Since I started this blog 9 months ago (holy moly, has it been 9 months???), one of my biggest frustrations has been the photography. Prior to blogging, I honestly didn't put too much thought into photos. I took them (randomly and not very consistently), and then sometimes printed them. Done. I never stopped mid project to take step by step photos, or even really cared about the lighting or the composition. Once I started sharing projects though, I started to get really perturbed that I put so much into a project and the photos just weren't doing it justice. I also never thought we lived in a total cave until I tried to start taking decent photos of our rooms. Yes, apparently we live in a super dark house, where decent pictures are nearly impossible.
I was using a Canon Powershot until a couple of months ago. It was a mid-level point and shoot, and while it did take great pictures outside, it just didn't do well inside without a flash. I do still intend to use this camera every once and a while, when I want more than my phone but don't have the room (or extra hands) to carry around the DSLR.
Since I started blogging, I have tried really hard to not spend much money on the blog. I make pennies (if I am lucky) from this blog, so to spend hundreds and hundreds of dollars in the beginning just didn't make sense. I love doing it as a hobby, but it's not a good hobby if it starts costing me money. But, with that said, the one thing that I did think would make a huge difference around here were some better pictures. The camera I had just wasn't cutting it. I also justified that a new camera was more than a blog purchase. After I finished Fin's Year 1 photo book, I took a look at it and just wished that we had nicer, brighter photos of her. So, I took the plunge.
I did my research on DSLR cameras and decided that I would start with something entry level. I read a lot between the difference between Canon and Nikon, but to be honest it was all sort of greek to me. Then one day while Fin and I were reading flyers (she LOVES 'reading' flyers), I saw that Wal-mart was having a huge anniversary sale. The Nikon D3000 was $100 off, making it just under $300. Considering the same model is going on Amazon for around $450, $300 was my kind of price! I went the next day and picked one up (after going to 3 Wal-marts...apparently other people wanted one too!). The only thing that the D3000 doesn't have, that I did sort of want, is the ability to shoot video. I figured that I have an iPad and an iPhone that can shoot video though, so that's good enough for now. It did come as a kit with the 18-55mm lens.
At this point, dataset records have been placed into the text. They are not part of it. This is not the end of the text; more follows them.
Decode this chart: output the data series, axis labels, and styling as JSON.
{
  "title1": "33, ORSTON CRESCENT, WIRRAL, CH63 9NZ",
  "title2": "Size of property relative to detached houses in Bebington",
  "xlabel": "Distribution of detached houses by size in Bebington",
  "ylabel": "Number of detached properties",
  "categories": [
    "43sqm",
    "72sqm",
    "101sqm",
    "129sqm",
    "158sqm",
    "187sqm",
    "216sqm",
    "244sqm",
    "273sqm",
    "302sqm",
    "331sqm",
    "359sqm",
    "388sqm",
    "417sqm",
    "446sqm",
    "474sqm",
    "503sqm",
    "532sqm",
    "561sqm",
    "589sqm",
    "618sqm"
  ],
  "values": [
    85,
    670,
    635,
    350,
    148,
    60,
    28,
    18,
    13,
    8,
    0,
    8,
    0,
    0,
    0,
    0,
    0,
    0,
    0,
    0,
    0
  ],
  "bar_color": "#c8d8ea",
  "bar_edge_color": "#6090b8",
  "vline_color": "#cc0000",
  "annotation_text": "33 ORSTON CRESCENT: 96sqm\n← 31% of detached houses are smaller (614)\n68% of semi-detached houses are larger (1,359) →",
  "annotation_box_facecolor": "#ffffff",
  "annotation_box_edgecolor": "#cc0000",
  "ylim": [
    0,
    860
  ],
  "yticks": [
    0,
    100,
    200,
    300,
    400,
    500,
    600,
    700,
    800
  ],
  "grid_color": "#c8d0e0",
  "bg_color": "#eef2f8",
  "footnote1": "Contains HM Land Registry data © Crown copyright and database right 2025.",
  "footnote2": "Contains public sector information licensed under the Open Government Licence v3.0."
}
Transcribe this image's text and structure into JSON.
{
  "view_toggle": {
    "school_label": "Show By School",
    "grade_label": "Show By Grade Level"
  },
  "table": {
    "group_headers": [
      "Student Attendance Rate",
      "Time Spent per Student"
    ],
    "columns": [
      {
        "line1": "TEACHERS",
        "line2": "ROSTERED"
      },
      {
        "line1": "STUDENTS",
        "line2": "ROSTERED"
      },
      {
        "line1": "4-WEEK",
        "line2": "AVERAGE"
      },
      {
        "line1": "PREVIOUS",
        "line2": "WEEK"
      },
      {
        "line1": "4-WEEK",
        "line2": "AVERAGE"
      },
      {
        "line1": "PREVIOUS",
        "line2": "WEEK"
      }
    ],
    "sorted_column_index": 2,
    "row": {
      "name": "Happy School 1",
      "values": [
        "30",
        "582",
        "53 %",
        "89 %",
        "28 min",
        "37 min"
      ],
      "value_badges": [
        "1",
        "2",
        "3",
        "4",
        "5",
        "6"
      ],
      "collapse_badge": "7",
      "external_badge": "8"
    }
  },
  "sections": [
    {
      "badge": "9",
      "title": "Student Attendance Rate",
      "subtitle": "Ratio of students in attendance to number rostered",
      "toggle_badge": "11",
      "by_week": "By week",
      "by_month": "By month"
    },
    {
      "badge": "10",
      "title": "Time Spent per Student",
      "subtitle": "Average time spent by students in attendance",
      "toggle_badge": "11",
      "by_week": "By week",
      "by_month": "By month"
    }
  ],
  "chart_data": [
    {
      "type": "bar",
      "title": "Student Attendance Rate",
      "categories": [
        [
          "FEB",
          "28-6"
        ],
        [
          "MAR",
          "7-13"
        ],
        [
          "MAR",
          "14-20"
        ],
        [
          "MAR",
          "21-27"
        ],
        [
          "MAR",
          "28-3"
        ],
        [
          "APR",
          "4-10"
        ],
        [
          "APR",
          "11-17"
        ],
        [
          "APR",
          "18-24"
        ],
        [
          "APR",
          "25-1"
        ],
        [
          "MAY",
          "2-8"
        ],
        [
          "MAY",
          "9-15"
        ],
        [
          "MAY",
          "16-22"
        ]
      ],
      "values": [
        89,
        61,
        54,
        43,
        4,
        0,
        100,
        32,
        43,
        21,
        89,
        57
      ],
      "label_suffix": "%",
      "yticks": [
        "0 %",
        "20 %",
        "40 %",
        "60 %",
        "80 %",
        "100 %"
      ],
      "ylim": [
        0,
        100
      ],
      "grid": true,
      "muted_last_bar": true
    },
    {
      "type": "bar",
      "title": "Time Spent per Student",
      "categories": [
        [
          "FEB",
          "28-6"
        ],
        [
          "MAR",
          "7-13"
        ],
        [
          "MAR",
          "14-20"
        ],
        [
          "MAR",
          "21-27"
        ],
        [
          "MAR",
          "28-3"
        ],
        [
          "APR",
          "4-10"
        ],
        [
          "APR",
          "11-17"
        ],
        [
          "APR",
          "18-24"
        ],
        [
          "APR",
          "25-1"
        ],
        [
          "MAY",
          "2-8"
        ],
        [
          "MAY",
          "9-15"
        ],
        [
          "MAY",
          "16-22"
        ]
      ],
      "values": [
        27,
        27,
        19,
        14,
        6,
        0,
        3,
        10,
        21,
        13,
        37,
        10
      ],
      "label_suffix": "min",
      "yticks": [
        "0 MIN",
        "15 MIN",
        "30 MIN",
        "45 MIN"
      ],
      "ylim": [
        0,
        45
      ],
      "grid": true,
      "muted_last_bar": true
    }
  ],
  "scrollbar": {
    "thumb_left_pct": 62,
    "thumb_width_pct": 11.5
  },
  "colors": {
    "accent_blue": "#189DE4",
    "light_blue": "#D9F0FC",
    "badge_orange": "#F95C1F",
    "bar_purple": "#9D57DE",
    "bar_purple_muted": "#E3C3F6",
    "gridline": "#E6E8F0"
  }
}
Before I even took the camera out of the box, I decided that I wanted to learn it the right way. I wanted to learn how to shoot in manual mode before I even had the chance to get used to automatic mode. That way I wouldn't be tempted to give up learning and just fall back on auto.
I signed up the Photography 101 course through Shoot Fly Shoot (while they were having a 30% off sale - yay!) and watched all of the videos over the weekend. The course was awesome. I highly recommend it if you are wanting to stop using auto mode. It wasn't greek, which made me happy.
I can't say that it's been all rainbows and gum drops. I am really loving all of the learning and the cool things that I can do with the new Nikon, but I do get quite frustrated sometimes when I still can't get the lighting how I want, or I miss something funny that Fin is doing because I am too slow with the settings (or maybe she's too fast - that girl never stops!). But, I can say that I am so much happier with the quality of the photos for the blog. I still have so far to go, but at least now I have the equipment that can help me get there (and once I get a tripod and a 50mm lens I'll really have the equipment ).
Want a little example? Photographing the dip dyed stool I made in the summer was a big challenge for me. The gold dipped legs kept blending with the carpet, and the room was so dark that everything looked grainy. I thought it might be fun to do a little comparison show and tell. Here's almost the same shot with the old camera and the new camera (forgive me that I didn't haul out the knick knacks to style the chair again).
Here's the picture that I took with my point and shoot.
And here's the new camera on auto.
And the new camera on manual mode.
And the last picture edited.
Pretty big difference, right? I am tempted to re-photograph rooms that I've already shown you and switch out the pictures, but that would be a little too anal, so I will resist.
I also should note that I do edit almost every photo that gets posted here. I've tried a few editing programs over the past few months, including PicMonkey, Pixlr, Picnic (when it existed) and Picasa. The easiest program that I find to use though (and the most convenient) is the editor that's built in iPhoto. It allows me to adjust levels and colours, but isn't too complicated. I also export my photos out of iPhoto so that they batch watermark, instead of me having to watermark each one individually (like in PicMonkey). A version of Photoshop is on my wishlist for the future, but right now I am sticking to just learning the camera and not getting too involved in editing (my Mom brain can only handle one thing at a time).
I'll leave you with my favourite picture of Fin that I've captured with the new camera. It truly captures her. She is contstantly exploring and gets so excited with the small things (like the paint peeling off the deck). A good reminder to all of us to still get excited about the small things.